Sometimes life throws you a curve ball or a season of, “What am I going to do with these kids today?” Sick kids? Summer or extended school break or long weekend? Are your kids bouncing off the walls but can’t go outside? Need an independent learning activity that is adaptable to virtually any age group? If you answered yes to any of these questions, this Days of the Week Animal Book is for you! (También disponible en español aquí.)

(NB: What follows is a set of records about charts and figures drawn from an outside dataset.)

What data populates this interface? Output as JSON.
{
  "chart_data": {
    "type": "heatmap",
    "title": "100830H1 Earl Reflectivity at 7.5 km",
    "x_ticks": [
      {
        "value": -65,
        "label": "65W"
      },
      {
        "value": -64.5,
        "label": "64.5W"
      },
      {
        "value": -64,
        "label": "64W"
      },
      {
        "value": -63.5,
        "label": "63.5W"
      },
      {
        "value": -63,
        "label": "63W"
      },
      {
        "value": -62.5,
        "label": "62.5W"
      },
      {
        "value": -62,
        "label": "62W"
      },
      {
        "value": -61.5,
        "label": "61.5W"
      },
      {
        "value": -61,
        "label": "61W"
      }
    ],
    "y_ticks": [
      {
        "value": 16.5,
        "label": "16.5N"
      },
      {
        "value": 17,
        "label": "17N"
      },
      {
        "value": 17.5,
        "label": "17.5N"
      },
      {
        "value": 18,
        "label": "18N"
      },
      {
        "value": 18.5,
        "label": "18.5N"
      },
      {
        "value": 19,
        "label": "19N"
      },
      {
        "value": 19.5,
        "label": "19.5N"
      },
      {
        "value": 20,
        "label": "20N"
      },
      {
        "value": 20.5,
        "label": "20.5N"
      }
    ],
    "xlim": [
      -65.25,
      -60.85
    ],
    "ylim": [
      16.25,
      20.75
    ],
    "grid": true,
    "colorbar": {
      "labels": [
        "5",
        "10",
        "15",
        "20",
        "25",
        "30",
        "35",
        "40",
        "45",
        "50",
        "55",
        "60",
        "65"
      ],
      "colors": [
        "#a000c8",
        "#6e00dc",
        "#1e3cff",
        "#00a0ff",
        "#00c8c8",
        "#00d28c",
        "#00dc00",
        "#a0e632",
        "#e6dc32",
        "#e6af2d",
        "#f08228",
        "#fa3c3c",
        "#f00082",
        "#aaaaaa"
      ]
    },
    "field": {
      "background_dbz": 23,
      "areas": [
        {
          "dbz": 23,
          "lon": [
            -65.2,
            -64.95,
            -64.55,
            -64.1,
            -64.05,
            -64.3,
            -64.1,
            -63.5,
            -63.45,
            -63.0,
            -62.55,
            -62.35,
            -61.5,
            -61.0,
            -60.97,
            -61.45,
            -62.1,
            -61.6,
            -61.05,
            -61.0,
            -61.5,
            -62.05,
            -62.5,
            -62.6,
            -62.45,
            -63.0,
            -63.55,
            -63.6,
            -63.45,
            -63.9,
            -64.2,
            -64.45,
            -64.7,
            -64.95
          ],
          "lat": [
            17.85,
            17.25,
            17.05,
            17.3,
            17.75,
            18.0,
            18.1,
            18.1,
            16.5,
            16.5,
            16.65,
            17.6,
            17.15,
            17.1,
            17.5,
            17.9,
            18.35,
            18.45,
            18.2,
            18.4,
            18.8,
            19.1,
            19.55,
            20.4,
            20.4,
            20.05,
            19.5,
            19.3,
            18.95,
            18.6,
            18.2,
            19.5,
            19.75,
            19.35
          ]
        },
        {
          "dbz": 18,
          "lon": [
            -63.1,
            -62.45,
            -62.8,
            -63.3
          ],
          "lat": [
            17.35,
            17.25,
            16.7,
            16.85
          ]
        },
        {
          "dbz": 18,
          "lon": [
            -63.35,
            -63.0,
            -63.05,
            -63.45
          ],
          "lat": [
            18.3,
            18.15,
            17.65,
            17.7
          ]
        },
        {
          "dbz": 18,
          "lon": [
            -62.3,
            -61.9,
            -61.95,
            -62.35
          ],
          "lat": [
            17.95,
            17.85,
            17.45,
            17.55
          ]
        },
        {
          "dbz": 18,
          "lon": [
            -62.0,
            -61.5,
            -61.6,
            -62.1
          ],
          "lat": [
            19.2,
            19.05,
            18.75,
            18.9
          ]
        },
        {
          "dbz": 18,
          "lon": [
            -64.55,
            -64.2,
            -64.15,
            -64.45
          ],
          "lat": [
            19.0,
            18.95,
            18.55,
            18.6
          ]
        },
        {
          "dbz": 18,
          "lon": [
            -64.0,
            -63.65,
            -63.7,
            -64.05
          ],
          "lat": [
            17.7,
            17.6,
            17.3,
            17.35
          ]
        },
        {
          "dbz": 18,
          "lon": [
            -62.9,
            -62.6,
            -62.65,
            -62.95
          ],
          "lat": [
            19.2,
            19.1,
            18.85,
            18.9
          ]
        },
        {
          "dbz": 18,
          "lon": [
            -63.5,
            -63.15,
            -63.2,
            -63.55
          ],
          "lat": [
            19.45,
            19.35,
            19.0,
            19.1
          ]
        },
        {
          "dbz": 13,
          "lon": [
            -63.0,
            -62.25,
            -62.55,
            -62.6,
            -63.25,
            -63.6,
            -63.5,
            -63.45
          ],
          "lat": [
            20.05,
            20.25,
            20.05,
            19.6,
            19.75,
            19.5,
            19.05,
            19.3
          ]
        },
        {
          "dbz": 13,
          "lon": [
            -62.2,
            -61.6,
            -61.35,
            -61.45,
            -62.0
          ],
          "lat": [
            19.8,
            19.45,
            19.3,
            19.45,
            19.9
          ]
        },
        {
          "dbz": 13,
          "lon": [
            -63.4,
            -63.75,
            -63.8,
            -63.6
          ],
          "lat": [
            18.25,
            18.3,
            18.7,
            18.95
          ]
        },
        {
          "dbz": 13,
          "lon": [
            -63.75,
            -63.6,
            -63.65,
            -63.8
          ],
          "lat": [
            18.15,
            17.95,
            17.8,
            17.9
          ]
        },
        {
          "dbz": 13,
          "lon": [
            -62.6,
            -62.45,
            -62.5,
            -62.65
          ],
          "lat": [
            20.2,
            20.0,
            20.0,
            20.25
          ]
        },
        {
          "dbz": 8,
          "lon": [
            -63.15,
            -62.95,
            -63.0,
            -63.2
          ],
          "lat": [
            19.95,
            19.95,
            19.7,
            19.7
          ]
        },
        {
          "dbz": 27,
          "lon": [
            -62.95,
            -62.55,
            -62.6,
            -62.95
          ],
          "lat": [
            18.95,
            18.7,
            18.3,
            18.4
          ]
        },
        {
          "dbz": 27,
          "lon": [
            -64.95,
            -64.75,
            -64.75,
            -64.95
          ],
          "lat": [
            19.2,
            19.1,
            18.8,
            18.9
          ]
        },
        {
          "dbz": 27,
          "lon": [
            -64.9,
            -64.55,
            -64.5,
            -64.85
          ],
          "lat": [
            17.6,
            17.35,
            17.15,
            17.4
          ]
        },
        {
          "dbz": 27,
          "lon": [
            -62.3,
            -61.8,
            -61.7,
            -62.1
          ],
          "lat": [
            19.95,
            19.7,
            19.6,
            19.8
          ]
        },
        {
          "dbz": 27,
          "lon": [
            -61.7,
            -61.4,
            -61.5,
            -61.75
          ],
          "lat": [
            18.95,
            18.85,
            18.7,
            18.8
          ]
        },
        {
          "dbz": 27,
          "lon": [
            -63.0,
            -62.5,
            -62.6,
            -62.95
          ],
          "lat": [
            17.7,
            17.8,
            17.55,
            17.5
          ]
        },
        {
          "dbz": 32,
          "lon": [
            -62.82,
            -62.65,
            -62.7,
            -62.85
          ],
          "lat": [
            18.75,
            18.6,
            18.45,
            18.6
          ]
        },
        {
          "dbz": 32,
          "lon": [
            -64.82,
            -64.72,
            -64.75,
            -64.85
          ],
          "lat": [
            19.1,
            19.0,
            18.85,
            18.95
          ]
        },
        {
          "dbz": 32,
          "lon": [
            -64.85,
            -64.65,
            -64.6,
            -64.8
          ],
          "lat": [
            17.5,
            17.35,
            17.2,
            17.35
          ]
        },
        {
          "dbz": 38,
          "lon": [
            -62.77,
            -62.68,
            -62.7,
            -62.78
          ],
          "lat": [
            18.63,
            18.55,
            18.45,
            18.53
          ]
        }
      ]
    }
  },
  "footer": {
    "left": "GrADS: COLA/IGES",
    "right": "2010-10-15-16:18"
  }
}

Through this fun activity, students are introduced to the following in a fun way:
- Animal Vocabulary
- Days of the Week
- Singular Versus Plural
As an added bonus, this activity is flexible enough to work with virtually any age or learning group to achieve some of the following learning goals:
- Identifying and categorizing into groups
- (Optional) Writing numbers or tallies
- (Western Tradition) Identifying and naming the five “working” or “school days” of the week
- (Optional) Writing singular versus plural animal names
- (Optional) Writing animal names
- (Older kids) Writing short, concise sentences
If you’re like us, the weather doesn’t always cooperate where you live. Some days it’s the kind of cold that makes you crave carbs and cocoa, and other days it’s so hot you regret coming outside. Enter live cams! Live cams are “creature cams” provided by zoos, aquariums, rescue organizations, and other groups all over the world, and they are so fun, especially for young students. This printable book is designed to pair with live cameras or to be taken to a zoo or other live animal exhibits for an interactive adventure.
Live “Creature Cams”*
This printable days of the week animal book pairs best with the San Diego Zoo’s Live Animal Cams. However, there are also blank pages where your learners can draw the creatures that most interest them. For example, one of my learners chose an alligator and a dog. And, you’ll also notice that your more artistically inclined students can’t help but add extra details (pictured).
As another fun idea, try some of the other live “creature cams” around the world to compare and contrast things like time zones and weather. For example, Edinburgh Zoo is five hours ahead of the San Diego Zoo, so when the animals haven’t woken up yet in San Diego or when you can’t find a nocturnal animal, you might be able to find them in Edinburgh.
Zoos and Animal Parks
- Most aligned cam: San Diego Zoo (here)
- Edinburgh Zoo (here)
- National Zoo (here)
- Smithsonian’s National Zoo (here)
Marine and Ocean Life
Other Live Cameras
- Africam (here)
- Cornell Bird Lab (here)
- Save the Manatees Club (here)
- Warrior Canine Connection (here)
*Disclaimer: Professor Pepper / this website is in no way affiliated with any of the aforementioned organizations, zoos, aquariums, or other groups. The links provided here are for convenience and lead to third-party websites. Although all appropriate diligence has been exercised in selecting safe, educationally appropriate links, Professor Pepper LLC is not responsible for the content or safety of third-party websites.
Adapting to Different Ages and Abilities
Check out the below pictures to see how to easily assemble this cute Days of the Week Animal Book, or skip ahead to read ideas for your group of learners.
Preschoolers and Kindergartners
Fine motor skills are the name of the game, so if your learners show interest, it’s fun to watch them assemble the books themselves. Kids are especially fond of stapling things, whether you have a small, kid-sized stapler or a large one. To practice fine-motor skills, students might also be interested in coloring the colorable version of the book.
For the singular versus plural sections and page, a natural transition to identifying letter sounds and, later, words, is singing one of the many letter sounds songs available on YouTube. When learners are ready, they can write or attempt to write the first letter of each animal’s name. For example, a preschooler might write, G in the box since she may not be ready to spell out the whole word giraffe.
An alternate activity is to ask students to practice writing the numerals “1” and “2” with a plus sign for “2” (i.e., “2+”). This will help them practice fine motor skills for straight and curved figures and also to develop a concept of groups, which will be reinforced when they see animal cameras with one animal versus groups of animals.
Since very young learners may be most comfortable writing or attempting to write familiar shapes or letters for each day, they can pick their favorites. Letters “X,” “S,” and “O” are popular, as are zeros and check marks.
Slightly older children may enjoy writing the number of animals they see or “yes” or “no” in the boxes. You can see an example of the work of a late kindergartener in the picture.
For young elementary students, you can try the above recommendations or asking more advanced students to write simple constructions, such as: “I see five owls” or “No koala today.”
Elementary and Beyond
The sky is the limit! Students can perform tasks such as those above or expand their learning by writing longer sentences. For example, on Monday, a first-grade student might write, “Today, I see two elephants.” Then, on Tuesday, the student might write, “Yesterday, I saw two elephants” on the back of the page.